Abstract: PUB170
Kidney-Limited FSGS Due to INF2 Mutation: A Neurologically Silent Case
Session Information
Category: Genetic Diseases of the Kidneys
- 1201 Genetic Diseases of the Kidneys: Monogenic Kidney Diseases
Authors
- Hernandez Henriquez, Brenda Paola, Hospital Universitario Dr Jose Eleuterio Gonzalez, Monterrey, N.L., Mexico
- Arenas Lerma, Manuel Eduardo, Hospital Universitario Dr Jose Eleuterio Gonzalez, Monterrey, N.L., Mexico
- Olivo Gutierrez, Mara Cecilia, Hospital Universitario Dr Jose Eleuterio Gonzalez, Monterrey, N.L., Mexico
- Frias Martinez, Ivana Daniela, Hospital Universitario Dr Jose Eleuterio Gonzalez, Monterrey, N.L., Mexico
- Rizo Topete, Lilia Maria, Hospital Universitario Dr Jose Eleuterio Gonzalez, Monterrey, N.L., Mexico
- Guerrero Gonzalez, Elisa Maria, Hospital Universitario Dr Jose Eleuterio Gonzalez, Monterrey, N.L., Mexico
- Gomez Villarreal, Juan Pablo, Hospital Universitario Dr Jose Eleuterio Gonzalez, Monterrey, N.L., Mexico
Group or Team Name
- Centro Regional de Enfermedades Renales Roberto Gonzalez Barrera.
Introduction
It has been reported that genetic FSGS in adults ranges from 10%-43%, meaning that 57%-90% of adult cases may lack an identified genetic cause.

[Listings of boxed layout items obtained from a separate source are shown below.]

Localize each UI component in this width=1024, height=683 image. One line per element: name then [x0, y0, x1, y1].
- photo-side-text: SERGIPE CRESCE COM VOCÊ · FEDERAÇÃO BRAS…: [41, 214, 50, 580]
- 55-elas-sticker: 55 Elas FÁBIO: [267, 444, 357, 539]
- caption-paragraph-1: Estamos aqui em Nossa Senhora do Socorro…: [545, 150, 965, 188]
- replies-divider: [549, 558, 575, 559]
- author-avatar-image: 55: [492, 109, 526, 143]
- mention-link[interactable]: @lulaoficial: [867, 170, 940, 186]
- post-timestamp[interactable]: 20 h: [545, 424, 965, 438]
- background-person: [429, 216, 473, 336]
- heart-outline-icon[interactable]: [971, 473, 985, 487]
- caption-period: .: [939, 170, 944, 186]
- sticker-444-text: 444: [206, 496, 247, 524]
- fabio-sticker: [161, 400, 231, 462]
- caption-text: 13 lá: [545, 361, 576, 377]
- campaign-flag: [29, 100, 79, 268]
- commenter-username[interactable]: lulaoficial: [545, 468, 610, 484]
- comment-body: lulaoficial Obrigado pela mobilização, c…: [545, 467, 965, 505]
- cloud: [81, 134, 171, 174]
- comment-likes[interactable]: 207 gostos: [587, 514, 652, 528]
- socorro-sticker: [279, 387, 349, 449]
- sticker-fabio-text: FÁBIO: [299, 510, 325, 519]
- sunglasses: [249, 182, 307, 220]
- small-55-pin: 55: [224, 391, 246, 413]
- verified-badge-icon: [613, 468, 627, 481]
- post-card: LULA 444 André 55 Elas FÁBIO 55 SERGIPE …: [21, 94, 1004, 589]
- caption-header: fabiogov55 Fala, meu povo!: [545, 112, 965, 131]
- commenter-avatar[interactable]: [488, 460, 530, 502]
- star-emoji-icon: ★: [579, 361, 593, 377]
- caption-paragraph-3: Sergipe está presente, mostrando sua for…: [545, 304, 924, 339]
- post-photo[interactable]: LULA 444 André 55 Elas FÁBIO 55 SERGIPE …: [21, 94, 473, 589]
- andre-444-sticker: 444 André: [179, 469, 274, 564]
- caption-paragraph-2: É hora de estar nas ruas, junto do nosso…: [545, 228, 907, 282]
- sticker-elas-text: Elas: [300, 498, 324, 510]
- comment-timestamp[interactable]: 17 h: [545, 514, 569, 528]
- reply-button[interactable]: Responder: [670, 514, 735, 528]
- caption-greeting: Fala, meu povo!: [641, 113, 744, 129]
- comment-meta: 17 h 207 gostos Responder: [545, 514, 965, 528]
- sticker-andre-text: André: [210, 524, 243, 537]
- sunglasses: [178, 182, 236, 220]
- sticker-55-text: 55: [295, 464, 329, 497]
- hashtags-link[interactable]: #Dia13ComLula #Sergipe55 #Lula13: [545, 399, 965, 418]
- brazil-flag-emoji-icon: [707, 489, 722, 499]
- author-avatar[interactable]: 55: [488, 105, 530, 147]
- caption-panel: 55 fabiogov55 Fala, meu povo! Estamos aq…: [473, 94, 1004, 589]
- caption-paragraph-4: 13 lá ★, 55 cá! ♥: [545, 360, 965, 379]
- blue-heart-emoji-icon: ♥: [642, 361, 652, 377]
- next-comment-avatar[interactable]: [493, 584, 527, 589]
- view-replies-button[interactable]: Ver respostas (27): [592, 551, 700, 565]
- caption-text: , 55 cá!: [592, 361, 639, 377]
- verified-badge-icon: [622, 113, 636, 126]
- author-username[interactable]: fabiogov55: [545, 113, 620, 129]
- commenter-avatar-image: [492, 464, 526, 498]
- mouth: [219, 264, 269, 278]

In adults aged 19-25, a monogenic cause is found in 21.4% of cases. The most common autosomal dominant mutation is in INF2 in up to 17% of familial cases and linked to cytoskeletal remodeling. Pathogenic INF2 variants cause ~12% of familial and 1% of sporadic FSGS cases. The specific INF2: c.658A>G variant is restricted to FSGS.
Case Description
A 22-yo woman with no prior conditions and a maternal history of early no filiated CKD over two generations, presented with one month asthenia, weakness, and exertional dyspnea, without leg edema. Labs showed creatinine 10 mg/dL, proteinuria 3.8 g/vol, urine output 2100 ml, and albumin 3.2 g/dL. Ultrasound showed normal-sized kidneys, no structural changes. No hypertensive retinopathy; viral panel, C3, C4, and ANA were all normal/negative. Renal biopsy showed global and diffuse glomerulosclerosis, suggestive of FSGS. Genetic testing for kidney disease genes found a pathogenic INF2 variant: c.658G>A in heterozygous state.
Discussion
FSGS is a common cause of nephrotic syndrome and kidney failure, especially in young people. Its causes include secondary, idiopathic, and genetic forms. Among genetic types, INF2 variants are a leading cause of autosomal dominant FSGS, seen in up to 17% of familial cases. INF2 encodes a protein that regulates actin in podocytes. Its dysfunction disrupts slit diaphragm structure and function, leading to proteinuria and glomerular damage. Variants in exons 2–3, are also linked to CMT neuropathy, suggesting mixed phenotypes. This patient with INF2:c.658G>A (heterozygous) had advanced FSGS without neurologic symptoms. This variant has only been tied to kidney disease, supporting a restricted phenotype. This highlights the value of identifying specific INF2 mutations for diagnosis, prognosis, and family assessment.